Speaking of assets, this site will definitely not perform well on older browsers. The JS is now ES6+ and images are now WebP. If you are any sensible person then you are likely already using a browser that can display this site correctly. Sorry IE 11 and mobile Safari but I just can’t be arsed.
Probably the most noticeable change between this site and the old one is its pixel graphics. As aforementioned I recently got into pixel art so it was only natural that I put it to good use.
While I own Photoshop, I don’t find it particularly great for pixel art. I then remembered about a year ago I learned about a program called Aseprite.
Perfect! I thought. I saw that it was open source and the EULA allows you to compile the code to the full program and use it for free, even for commercial use. However, looking through the installation instructions immediately had me overwhelmed. So I put it off and added it to my Steam wishlist in hopes that some kind stranger would pay me a visit.
Fast-forward to a couple of weeks ago and I decided to tackle compiling the program. After hours of tirelessly installing various dependencies that I will literally never use and troubleshooting until I wanted to just give up… success! Granted, it was an unreleased dev version that is potentially unstable, but I’ll take it!
I’m not anywhere close to being able to draw characters with pixel art but I would say I’m pretty well off in terms of website graphics. The social buttons you see at the top are all made from a single sprite sheet. I didn’t choose to make them using a sprite sheet because it was appropriate for an 8-bit site design, but because of its many benefits.
Did you know that hovering over my avatar in the header will play a neat little animation? That is also made using a sprite sheet and CSS step animations.
I was pretty undecided on what to do for the body background image so I just went with a sky and a ground with grass at the very bottom. The thick black border of the main container and it seemingly floating above the ground kind of gives it a dialog box feel. I like it!

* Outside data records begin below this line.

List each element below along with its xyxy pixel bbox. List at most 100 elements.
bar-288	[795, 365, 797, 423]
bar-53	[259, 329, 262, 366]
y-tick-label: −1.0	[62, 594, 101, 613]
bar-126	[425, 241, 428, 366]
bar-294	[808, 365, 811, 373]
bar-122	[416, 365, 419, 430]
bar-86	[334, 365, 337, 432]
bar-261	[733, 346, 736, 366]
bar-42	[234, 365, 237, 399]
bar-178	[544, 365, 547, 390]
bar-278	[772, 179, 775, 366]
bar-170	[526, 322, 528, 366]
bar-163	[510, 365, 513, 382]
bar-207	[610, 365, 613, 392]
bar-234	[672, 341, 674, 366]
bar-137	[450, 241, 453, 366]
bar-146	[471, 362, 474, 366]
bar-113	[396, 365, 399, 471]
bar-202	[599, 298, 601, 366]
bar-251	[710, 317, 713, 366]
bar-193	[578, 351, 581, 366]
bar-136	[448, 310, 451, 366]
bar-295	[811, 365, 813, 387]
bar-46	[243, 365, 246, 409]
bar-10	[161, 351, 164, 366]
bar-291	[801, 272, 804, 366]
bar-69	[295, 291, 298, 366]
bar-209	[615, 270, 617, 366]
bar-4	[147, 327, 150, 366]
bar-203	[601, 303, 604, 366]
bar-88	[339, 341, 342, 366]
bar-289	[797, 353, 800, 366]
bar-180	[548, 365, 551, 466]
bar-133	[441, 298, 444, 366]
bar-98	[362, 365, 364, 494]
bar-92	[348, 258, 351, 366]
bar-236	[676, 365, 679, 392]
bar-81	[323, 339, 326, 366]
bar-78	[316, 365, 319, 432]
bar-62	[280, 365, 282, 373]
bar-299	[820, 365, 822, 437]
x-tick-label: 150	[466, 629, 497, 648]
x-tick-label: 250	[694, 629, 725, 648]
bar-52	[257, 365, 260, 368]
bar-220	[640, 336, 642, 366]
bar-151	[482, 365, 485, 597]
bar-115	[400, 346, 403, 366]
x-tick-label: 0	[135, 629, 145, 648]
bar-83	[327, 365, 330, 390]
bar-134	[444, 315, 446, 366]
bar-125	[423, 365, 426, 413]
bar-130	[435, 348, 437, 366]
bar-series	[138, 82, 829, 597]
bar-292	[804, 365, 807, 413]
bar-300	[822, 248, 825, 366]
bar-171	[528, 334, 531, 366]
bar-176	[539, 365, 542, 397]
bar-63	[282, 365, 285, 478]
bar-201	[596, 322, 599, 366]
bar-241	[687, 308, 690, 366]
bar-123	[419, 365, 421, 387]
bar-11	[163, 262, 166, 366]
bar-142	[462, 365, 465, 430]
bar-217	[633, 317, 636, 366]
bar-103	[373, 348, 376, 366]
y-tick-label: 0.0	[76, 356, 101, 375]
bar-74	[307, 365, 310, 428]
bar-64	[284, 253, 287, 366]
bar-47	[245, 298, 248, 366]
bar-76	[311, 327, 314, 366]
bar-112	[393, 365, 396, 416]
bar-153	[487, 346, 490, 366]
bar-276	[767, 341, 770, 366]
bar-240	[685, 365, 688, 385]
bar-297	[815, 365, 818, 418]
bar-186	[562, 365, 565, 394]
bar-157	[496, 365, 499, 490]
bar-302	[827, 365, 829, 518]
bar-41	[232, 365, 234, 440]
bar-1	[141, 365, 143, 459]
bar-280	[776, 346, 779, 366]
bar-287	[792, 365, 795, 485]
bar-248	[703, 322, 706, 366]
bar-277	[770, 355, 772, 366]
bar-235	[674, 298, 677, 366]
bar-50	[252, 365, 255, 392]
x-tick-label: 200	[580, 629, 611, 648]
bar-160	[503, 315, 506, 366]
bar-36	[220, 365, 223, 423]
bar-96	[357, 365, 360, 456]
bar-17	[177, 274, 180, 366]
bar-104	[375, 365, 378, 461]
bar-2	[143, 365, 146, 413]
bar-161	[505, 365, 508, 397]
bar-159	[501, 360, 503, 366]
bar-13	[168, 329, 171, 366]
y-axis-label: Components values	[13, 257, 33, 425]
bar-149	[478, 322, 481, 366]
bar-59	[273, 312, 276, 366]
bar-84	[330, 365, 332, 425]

I decided to bite the bullet and put effort into making this site mobile-friendly! Really it was thanks to the simple design of the layout. Check it out!
Probably the most
controversial (if you can call it that) design decision was to use an 8-bit font for everything, not just displays. On one hand, I really love it and I think it brings the whole design together. On the other hand, fonts are made in a way that allows them to be readable in all sorts of situations. With that in mind I did try to find a font that I found to be the most readable along with adjusting font size, line heights, and letter spacing. I will probably end up adding a user preference option to use the user’s system sans serif font.
You can now disable non-display custom fonts in preferences.
I’m definitely happy with this design, so I think I will be sticking with it for a while. Doesn’t that sound familiar?